Sabalenka’s third hard-court Slam. She already holds the 2023 and 2024 Australian Open titles plus the 2023 US Open. A win here makes her three-for-three on the hard-court Grand Slams she has won. Her 9-1 recent form is the best in either draw. At +240, the model’s 24% implies slight positive value — the 1.5-unit stake reflects it.

Sinner’s back-to-back bid. Only four men in the Open Era have won consecutive US Opens. The serve-and-return numbers say he belongs in that conversation. The draw says he probably faces Alcaraz in the semifinal, not the final.

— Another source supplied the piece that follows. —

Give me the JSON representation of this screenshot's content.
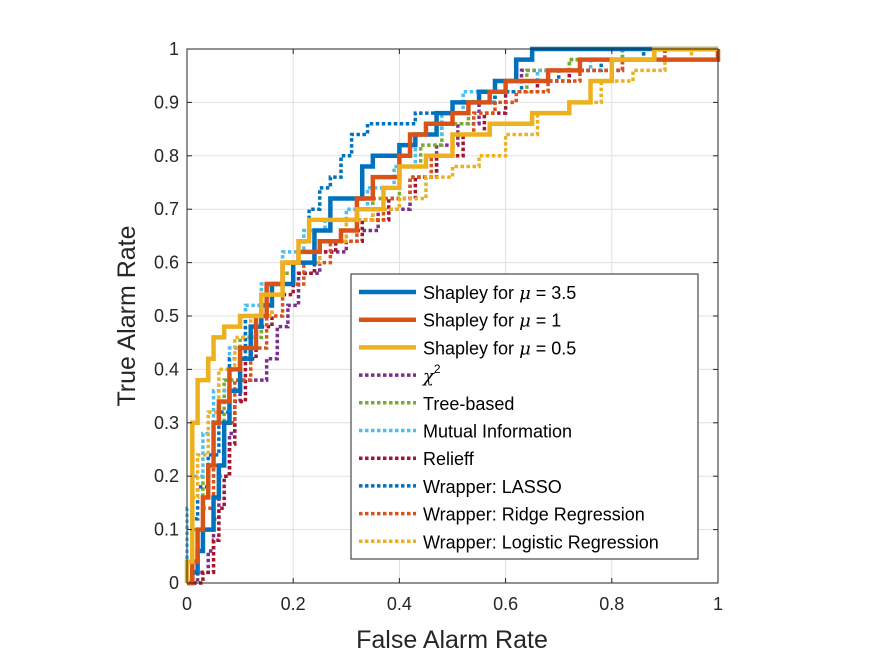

Fritz at home. American men have not won the US Open since Andy Roddick in 2003. Fritz has the serve to win seven matches on this surface. He has never passed the quarterfinal here. Something has to change first.


Model: Tennis Edge Elo (overall + surface split). Odds sourced from Pinnacle and DraftKings (best available line). Picks updated 24h before the start date if any line moves more than 10%.


FAQ

Who is the favorite to win the 2026 US Open men’s title? Jannik Sinner opens at +280 as the defending champion and carries the highest hard-court Surface Elo in the field (2,187 per Tennis Abstract). Our model places his win probability at 21%.

Has Aryna Sabalenka won the US Open before? Yes — she won in 2023. A 2026 title would give her three hard-court Grand Slam victories alongside her two Australian Open titles (2023, 2024).

What are Taylor Fritz’s realistic chances at the 2026 US Open? Fritz projects as a genuine quarterfinal threat. His 81% first-serve win rate on hard courts this season ranks fourth in the ATP, and his draw keeps him away from the top two seeds until at least the semifinal. We have 1.0 unit on him to reach the quarterfinal at +190.

When does the 2026 US Open start and end? The main draw begins August 31, 2026, and the final is scheduled for September 13, 2026, at the USTA Billie Jean King National Tennis Center in New York.

How does Tennis Edge calculate its model edge percentage? We convert our win-probability estimate to an implied American odds line, then compare it against the best available market price. A positive percentage means our model shows value over the book’s implied probability.